Berita Golkar – Anggota Komisi X DPR RI mengungkapkan saran terkait kehadiran sekolah kedinasan. Usulan ini datang dari anggota fraksi partai Golkar, Juliyatmono. Ia menyebut perlu adanya transformasi agar sekolah kedinasan tak menjadi lembaga yang ekslusif.
Seperti yang diketahui, seleksi sekolah kedinasan berbeda dibandingkan perguruan tinggi baik negeri dan swasta lainnya. Calon mahasiswa, praja, taruna/taruni akan melalui seleksi terpadu yang digelar oleh Badan Kepegawaian Negara (BKN) dalam skema pembibitan.
Setelah seleksi secara umum, mereka juga akan mengikuti rangkaian tes tambahan di sekolah lembaga/kementerian tujuan. Ketika lulus dari sekolah kedinasan, para mahasiswa; praja; dan taruna/taruni ini akan diangkat menjadi calon pegawai negeri sipil (CPNS).
Menurut Juliyatmono, kini dunia sudah masuk ke dalam era kompetisi yang terbuka. Bila sekolah kedinasan diberikan perlakuan khusus, akan ada dampak yang terjadi.
“Memperlakukan sebagian anak bangsa (secara) khusus ini saya kira melahirkan korsa-korsa yang kurang memperkokoh persatuan-kesatuan,” ujarnya dalam acara Rapat Kerja dengan Menteri Pendidikan Tinggi, Sains, dan Teknologi yang disiarkan secara daring dikutip Kamis (3/7/2025).
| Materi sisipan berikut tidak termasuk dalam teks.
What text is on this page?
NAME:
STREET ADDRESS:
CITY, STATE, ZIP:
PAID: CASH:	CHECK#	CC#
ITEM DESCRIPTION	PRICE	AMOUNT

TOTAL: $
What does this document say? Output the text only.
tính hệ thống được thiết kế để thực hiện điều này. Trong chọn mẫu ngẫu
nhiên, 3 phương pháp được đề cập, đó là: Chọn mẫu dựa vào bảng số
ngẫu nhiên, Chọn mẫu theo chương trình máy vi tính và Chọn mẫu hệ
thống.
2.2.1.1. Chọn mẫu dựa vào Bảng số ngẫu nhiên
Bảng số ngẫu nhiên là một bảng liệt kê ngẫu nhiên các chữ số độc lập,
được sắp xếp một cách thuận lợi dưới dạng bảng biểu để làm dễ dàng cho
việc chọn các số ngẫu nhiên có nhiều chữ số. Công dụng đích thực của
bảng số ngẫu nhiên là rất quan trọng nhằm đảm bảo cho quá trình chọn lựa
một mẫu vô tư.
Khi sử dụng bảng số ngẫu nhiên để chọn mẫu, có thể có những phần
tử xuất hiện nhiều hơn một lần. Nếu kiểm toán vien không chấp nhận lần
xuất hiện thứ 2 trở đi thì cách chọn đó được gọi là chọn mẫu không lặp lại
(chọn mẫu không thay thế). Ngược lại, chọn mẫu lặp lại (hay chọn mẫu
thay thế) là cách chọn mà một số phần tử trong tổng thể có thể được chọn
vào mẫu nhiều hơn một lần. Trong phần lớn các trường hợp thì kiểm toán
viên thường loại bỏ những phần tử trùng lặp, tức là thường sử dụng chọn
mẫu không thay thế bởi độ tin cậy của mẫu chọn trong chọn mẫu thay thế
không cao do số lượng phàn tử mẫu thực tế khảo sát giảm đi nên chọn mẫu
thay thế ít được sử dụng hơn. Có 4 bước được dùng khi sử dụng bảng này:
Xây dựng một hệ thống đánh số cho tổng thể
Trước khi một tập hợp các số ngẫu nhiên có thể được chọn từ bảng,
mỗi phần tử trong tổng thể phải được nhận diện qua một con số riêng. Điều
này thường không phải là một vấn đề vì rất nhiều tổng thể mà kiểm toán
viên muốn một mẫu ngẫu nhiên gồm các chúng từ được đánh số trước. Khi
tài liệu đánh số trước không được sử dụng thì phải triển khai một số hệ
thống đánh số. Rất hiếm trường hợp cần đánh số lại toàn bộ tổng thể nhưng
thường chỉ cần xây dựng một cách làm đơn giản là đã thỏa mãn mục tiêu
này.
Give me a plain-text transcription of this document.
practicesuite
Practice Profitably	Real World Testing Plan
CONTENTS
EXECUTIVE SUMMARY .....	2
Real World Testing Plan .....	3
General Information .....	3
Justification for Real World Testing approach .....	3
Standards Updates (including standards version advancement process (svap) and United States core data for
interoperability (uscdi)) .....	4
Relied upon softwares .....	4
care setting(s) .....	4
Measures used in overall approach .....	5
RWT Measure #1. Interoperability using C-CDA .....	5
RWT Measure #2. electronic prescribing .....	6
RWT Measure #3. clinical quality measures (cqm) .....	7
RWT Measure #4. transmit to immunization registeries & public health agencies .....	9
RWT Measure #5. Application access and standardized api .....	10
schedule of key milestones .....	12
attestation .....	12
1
Korsa dalam Kamus Besar Bahasa Indonesia (KBBI) berarti “semangat persatuan dan kesetiakawanan dalam sebuah unit”. Dalam konteks ini, Juliyatmono menyatakan lulusan sekolah kedinasan ditakutkan tidak bisa membaur dengan yang lainnya ketika bekerja.
“Perguruan tinggi kelembagaan ini kan diberikan fasilitas yang luar biasa, (ketika) masuk sudah berharap dapat pekerjaan. Di pekerjaannya dia juga ya membangun korsa, yang ada mereka semua kurang bisa menerima kehadiran yang lain. Merasa paling jago, paling unggul, dan biayanya besar,” sambungnya.
Saran Hilangkan Eksklusivitas Sekolah Kedinasan
Untuk itu, Juliyatmono menyarankan dalam revisi Undang-Undang Sistem Pendidikan Nasional (Sisdiknas), masalah sekolah kedinasan ini juga ikut dibahas. Menurutnya, sekolah kedinasan bisa tetap ada. Namun, sebaiknya bisa didaftarkan oleh siapa pun dengan biaya yang ditanggung oleh masing-masing pendaftar.
“Bagaimana sekolahnya tetap ada tapi bebas siapa pun berhak dan masyarakat membiayai sendiri seperti perguruan tinggi yang lain. Pada saat kompetisi, yo bebas kompetisi di mana pun sesuai dengan pilihan mereka. Kalau dia mau sekolah di IPDN ya masuknya ketat, di situ ya baya,” urai Juliyatmono.
Tidak hanya proses masuk seleksi, ia juga menyinggung pemberian status CPNS kepada lulusan sekolah kedinasan. Ia menyarankan agar lulusan sekolah kedinasan tidak langsung menjadi CPNS, tetapi mendaftar CPNS seperti lulusan kampus lainnya.
“Pada saat mereka ikut CPNS ya ikut kompetisi seleksi CPNS, ini akan keren. Seperti itu, sehingga tidak ada eksklusivisme yang ada di situ,” tegasnya.
Perlu Kajian Mendalam
Saran yang diberikan oleh Juliyatmono ini didasarkan dengan keadaan anggaran pendidikan. Undang-Undang Dasar 1945 menjelaskan bila Anggaran Pendapatan dan Belanja Negara (APBN) wajib mengalokasikan anggaran untuk sektor pendidikan minimal 20%.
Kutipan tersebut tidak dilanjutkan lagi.